Speaker of the House of Federation
- In office 10 October 2005 – 10 October 2010
- Prime Minister: Meles Zenawi
- Preceded by: Mulatu Teshome
- Succeeded by: Kassa Teklebirhan

Deputy Speaker of House of Federation
- In office September 2004 – October 2005
- Prime Minister: Meles Zenawi

Personal details
- Born: 1968 (age 57–58)
- Party: Ethiopian People's Revolutionary Democratic Front^{[needs update]}
- Other offices 1991–2001: Department head of the Ethiopian Television Agency ; October 2001 – October 2005: Head of the Justice Bureau in the Oromia Region ; 2011–2018: Special Envoy and Ambassador of Ethiopia to Uganda, Rwanda, Burundi, and the Democratic Republic of Congo ;

= Degefe Bula =

Ethiopian politician and diplomat (born 1968)

Degefe Bula Wakjira (Amharic: ደገፌ ቡላ ዋቅጂራ; born 1968) is an Ethiopian politician and diplomat who has worked in key positions in government cabinet level, since the beginning of the EPRDF regime.

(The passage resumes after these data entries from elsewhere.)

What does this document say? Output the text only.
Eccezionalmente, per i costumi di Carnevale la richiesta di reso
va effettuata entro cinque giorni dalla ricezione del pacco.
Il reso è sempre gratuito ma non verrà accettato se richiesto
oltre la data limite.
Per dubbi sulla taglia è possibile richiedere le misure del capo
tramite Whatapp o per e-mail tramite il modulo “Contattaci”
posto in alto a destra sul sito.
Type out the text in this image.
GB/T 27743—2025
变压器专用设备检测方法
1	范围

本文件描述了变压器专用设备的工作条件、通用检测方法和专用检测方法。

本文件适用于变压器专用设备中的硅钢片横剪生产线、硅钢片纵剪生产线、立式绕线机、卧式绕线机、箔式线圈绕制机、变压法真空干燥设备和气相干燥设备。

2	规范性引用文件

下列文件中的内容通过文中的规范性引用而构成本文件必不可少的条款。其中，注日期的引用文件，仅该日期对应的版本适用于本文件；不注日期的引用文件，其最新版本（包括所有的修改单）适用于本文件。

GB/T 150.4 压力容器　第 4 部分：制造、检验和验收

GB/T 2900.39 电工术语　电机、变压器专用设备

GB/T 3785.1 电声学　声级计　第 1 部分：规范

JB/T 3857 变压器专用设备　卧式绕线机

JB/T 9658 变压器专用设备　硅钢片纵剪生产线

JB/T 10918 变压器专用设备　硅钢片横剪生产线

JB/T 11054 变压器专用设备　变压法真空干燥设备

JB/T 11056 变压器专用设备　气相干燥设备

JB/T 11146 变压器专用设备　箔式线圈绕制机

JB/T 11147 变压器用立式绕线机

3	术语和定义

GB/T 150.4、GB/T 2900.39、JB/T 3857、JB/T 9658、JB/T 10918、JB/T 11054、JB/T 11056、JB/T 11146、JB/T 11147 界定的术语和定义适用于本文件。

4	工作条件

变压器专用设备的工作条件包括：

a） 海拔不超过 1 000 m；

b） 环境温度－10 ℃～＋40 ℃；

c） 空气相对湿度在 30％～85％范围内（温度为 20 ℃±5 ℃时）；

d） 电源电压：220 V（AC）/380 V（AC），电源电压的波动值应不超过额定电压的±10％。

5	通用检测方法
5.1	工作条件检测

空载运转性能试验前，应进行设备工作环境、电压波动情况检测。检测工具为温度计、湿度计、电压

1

Degefe was the speaker of the House of Federation (HoF) from 2005 to 2010 after serving as deputy from 2004–2005.

In 2011, Degefe was the special envoy and ambassador of Ethiopia to Uganda, Rwanda, Burundi, and the Democratic Republic of Congo. He became ambassador after Prime Minister Abiy Ahmed came to power in 2018, working at a high-ranking position as the director of Federal Justice and Law Institute at ministerial level.

== Life and career ==
Degife Bula was born in 1968. he holds a LL.B, a LL.M, and a MA in leadership and organizational management.

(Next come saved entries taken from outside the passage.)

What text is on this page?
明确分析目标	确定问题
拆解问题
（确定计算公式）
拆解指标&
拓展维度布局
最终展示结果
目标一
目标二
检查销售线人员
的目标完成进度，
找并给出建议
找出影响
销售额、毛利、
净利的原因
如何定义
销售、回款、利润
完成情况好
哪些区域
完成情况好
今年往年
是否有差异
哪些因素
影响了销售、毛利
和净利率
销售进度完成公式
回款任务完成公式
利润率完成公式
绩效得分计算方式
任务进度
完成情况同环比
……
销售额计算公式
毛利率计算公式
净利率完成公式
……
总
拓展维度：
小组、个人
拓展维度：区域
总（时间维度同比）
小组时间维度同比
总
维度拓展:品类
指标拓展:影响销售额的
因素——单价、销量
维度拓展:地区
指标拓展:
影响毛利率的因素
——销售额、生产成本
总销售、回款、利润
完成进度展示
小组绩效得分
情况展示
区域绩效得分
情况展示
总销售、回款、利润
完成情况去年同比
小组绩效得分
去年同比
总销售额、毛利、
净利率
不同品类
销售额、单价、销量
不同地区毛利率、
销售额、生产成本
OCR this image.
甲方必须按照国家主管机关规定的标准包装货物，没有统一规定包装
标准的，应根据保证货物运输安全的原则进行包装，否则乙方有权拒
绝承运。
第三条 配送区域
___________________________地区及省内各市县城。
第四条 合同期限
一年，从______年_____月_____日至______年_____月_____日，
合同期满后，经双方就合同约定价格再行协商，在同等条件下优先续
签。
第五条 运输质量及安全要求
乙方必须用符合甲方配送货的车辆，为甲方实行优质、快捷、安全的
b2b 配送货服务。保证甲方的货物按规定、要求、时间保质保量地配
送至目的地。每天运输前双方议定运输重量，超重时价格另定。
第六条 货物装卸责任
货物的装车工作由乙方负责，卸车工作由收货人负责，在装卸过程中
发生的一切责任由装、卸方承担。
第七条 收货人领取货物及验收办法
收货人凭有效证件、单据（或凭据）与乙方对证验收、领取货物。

Degefe's career began with the Ethiopian Television Agency, where he served as the department head from 1991 to 2001. From October 2001 to October 2005, he was the head of the Justice Bureau in the Oromia Region. From 10 October 2005 to 10 October 2010, Degefe had served with speaker of the Ethiopian upper house House of Federation (HoF) after serving in deputy position from September 2004 to October 2005. In February 2011, Degefe worked with the Special Envoy and Ambassador of Ethiopia to Uganda, Rwanda, Burundi, and the Democratic Republic of Congo, where he promoted good diplomatic relations between those countries and Ethiopia.

After Abiy Ahmed came to office in 2018, he had served with ambassador, working at a high-ranking position as the director of Federal Justice and Law Institute at ministerial level.